Location and Time
Lectures: Mon 8:00am-11:25am, Caoguangbiao High-Tech Building West, Room 503
Mon 7:30pm-9:10pm for second week
Course Description
This course will focus on information system penetration (hacking). The class will introduce basic theory for many different types of attacks; then we will actually carry them out in ’real-world’ settings. During the course, we will read and discuss papers written by professors as well as hackers. We will learn about different types of hacks and preform them. After learning how to execute such exploits and penetrate a network, we will discuss ways to protect a network from others exploiting the same vulnerabilities.
Course Prerequisites
- Recommended: introductory courses on Operating Systems, Computer Networking, OR Principles of Programming Languages.
Teaching Materials
-
There is no required textbook. All reading will be from papers which will be made available online. (Course materials will be similar to the course currently offered in Northwestern Univ: (http://www.cs.northwestern.edu/~ychen/classes/cs450-w13/)
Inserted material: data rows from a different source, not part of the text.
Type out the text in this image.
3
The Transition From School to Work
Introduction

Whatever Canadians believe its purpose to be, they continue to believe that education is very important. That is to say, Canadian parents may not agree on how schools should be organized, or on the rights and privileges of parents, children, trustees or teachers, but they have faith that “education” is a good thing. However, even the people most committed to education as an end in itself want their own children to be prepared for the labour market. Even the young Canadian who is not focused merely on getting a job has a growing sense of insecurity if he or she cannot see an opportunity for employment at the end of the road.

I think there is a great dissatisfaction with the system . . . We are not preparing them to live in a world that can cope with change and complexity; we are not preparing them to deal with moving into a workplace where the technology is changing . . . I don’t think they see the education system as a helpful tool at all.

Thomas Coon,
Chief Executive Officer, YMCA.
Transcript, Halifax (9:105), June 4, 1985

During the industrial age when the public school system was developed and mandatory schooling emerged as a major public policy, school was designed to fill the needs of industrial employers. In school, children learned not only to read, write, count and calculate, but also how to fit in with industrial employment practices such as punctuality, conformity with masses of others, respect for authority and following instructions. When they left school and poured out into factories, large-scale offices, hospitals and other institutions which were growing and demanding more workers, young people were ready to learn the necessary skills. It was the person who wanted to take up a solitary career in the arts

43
- Recommended books, references and websites
- Network
Security - Private Communication in a Public
World, by Charlie
Kaufman, Radia Perlman and Mike Speciner, 2nd Edition,
Prentice Hall, 2002
- Cryptography and
Network Security, by William Stallings, 4th
Edition, Prentice Hall, 2006
- Firewalls and
Internet Security: Repelling the Wily Hacker, 2nd
edition, by William
R. Cheswick, Steven
M. Bellovin, and
Aviel D. Rubin,
Addison Wesley, 2003
- An encyclopedia of DDoS by Dave Dittrich at Univ.
of Washington
is here.
Grading Policy
No exams for this class.
- Class participation 10%
- Paper reading summary 10%
- In class paper presentation and debate 25%
- Project (including proposal, presentation and report) 55%
Projects
-
Projects (done in groups of size 2+) are a critical component of this course. Your goal is to design, build and evaluate interesting systems that address issues, solve problems and exploit techniques from classroom discussions and readings.
-
Projects must be written up in a term paper and teams will present their results at the end of the course in a mini-conference and write up a report. The list of potential ideas for projects are on Project Section. Feel free to use one, propose something completely different, or refine one of these into your own idea.